Equestrian summer camps run by NCEA teams have grown in recent years, with programs developing their own philosophy on how they operate. The one thing that is constant between them – it’s an opportunity for young riders to learn about the next level of competition.
About five years ago, Oklahoma State coach Larry Sanchez restructured his camps to focus on what it takes to compete at the NCEA level. He goes over eligibility requirements, compliance and recruiting rules with parents and athletes so they have a full understanding of the process.

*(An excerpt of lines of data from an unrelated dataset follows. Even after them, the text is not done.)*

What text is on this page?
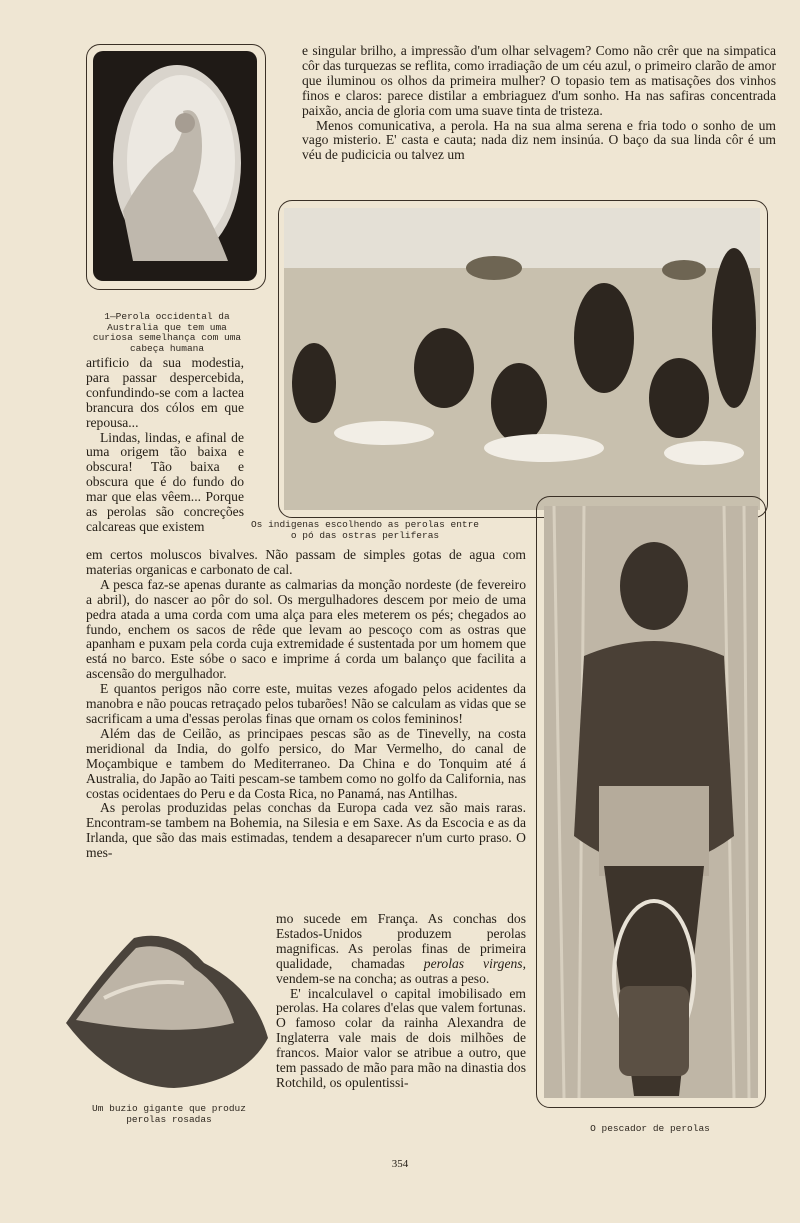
1—Perola occidental da Australia que tem uma curiosa semelhança com uma cabeça humana
Os indigenas escolhendo as perolas entre o pó das ostras perliferas
Um buzio gigante que produz perolas rosadas
O pescador de perolas

e singular brilho, a impressão d'um olhar selvagem? Como não crêr que na simpatica côr das turquezas se reflita, como irradiação de um céu azul, o primeiro clarão de amor que iluminou os olhos da primeira mulher? O topasio tem as matisações dos vinhos finos e claros: parece distilar a embriaguez d'um sonho. Ha nas safiras concentrada paixão, ancia de gloria com uma suave tinta de tristeza.

Menos comunicativa, a perola. Ha na sua alma serena e fria todo o sonho de um vago misterio. E' casta e cauta; nada diz nem insinúa. O baço da sua linda côr é um véu de pudicicia ou talvez um

artificio da sua modestia, para passar despercebida, confundindo-se com a lactea brancura dos cólos em que repousa...

Lindas, lindas, e afinal de uma origem tão baixa e obscura! Tão baixa e obscura que é do fundo do mar que elas vêem... Porque as perolas são concreções calcareas que existem

em certos moluscos bivalves. Não passam de simples gotas de agua com materias organicas e carbonato de cal.

A pesca faz-se apenas durante as calmarias da monção nordeste (de fevereiro a abril), do nascer ao pôr do sol. Os mergulhadores descem por meio de uma pedra atada a uma corda com uma alça para eles meterem os pés; chegados ao fundo, enchem os sacos de rêde que levam ao pescoço com as ostras que apanham e puxam pela corda cuja extremidade é sustentada por um homem que está no barco. Este sóbe o saco e imprime á corda um balanço que facilita a ascensão do mergulhador.

E quantos perigos não corre este, muitas vezes afogado pelos acidentes da manobra e não poucas retraçado pelos tubarões! Não se calculam as vidas que se sacrificam a uma d'essas perolas finas que ornam os colos femininos!

Além das de Ceilão, as principaes pescas são as de Tinevelly, na costa meridional da India, do golfo persico, do Mar Vermelho, do canal de Moçambique e tambem do Mediterraneo. Da China e do Tonquim até á Australia, do Japão ao Taiti pescam-se tambem como no golfo da California, nas costas ocidentaes do Peru e da Costa Rica, no Panamá, nas Antilhas.

As perolas produzidas pelas conchas da Europa cada vez são mais raras. Encontram-se tambem na Bohemia, na Silesia e em Saxe. As da Escocia e as da Irlanda, que são das mais estimadas, tendem a desaparecer n'um curto praso. O mes-

mo sucede em França. As conchas dos Estados-Unidos produzem perolas magnificas. As perolas finas de primeira qualidade, chamadas perolas virgens, vendem-se na concha; as outras a peso.

E' incalculavel o capital imobilisado em perolas. Ha colares d'elas que valem fortunas. O famoso colar da rainha Alexandra de Inglaterra vale mais de dois milhões de francos. Maior valor se atribue a outro, que tem passado de mão para mão na dinastia dos Rotchild, os opulentissi-

354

Once camp starts, it’s a week of riding unfamiliar horses on a training schedule similar to what his team faces during the school year. At the end of the week, campers take part in a mock meet that is scored under NCEA rules.
“By the time they leave the camp, they are very well-versed on what it takes to be recruited and how to position themselves to be recruited, and then once they get on a team what to expect,” Sanchez said.
At Sweet Briar College, coach Mimi Wroten keeps her camps small (10 athletes or less) to maximize training. The Vixens, a Division III school, took part in the NCEA Championship for the first time earlier this year, so elements of that format were added to this year’s camp.
With every rider having a different skill set, Wroten tries to give everyone individualized coaching during the process.
“(By keeping the camp smaller) it helps us have a good variety of horses that each student gets to ride and learn from, as well as they get to ride and learn from several different coaches and instructors we have,” Wroten said.
Attending a camp is a good place to set a foundation, but it’s not a guarantee to becoming a collegiate rider. Sanchez estimates he receives up to 400 videos from prospective student-athletes, but on average the team brings in just 12-13 new riders each year.
While recently looking through old camp photos, Wroten found a 2015 group shot of six riders, five of which are now on the Sweet Briar team. She called it “a good year,” but obviously something that doesn’t happen every time.
Gwin stressed the importance of learning about the sport, the coaches and the school during a camp visit. Understanding the level of competition and requirements to compete at the NCEA level is important.
While equestrian is individualized, it’s also important to grasp the team concept. It’s something that needs to be experienced to be understood.
“The best part of NCEA and NCAA riding is they get to participate in this as a team,” Gwin said. “I think that the camp really kind of shows them that because if you’re not on a horse during the camp, you’re watching your other teammates on horses and kind of getting to know those horses and learning a little bit. We really tried to keep the camps interactive so the kids get to know each other.”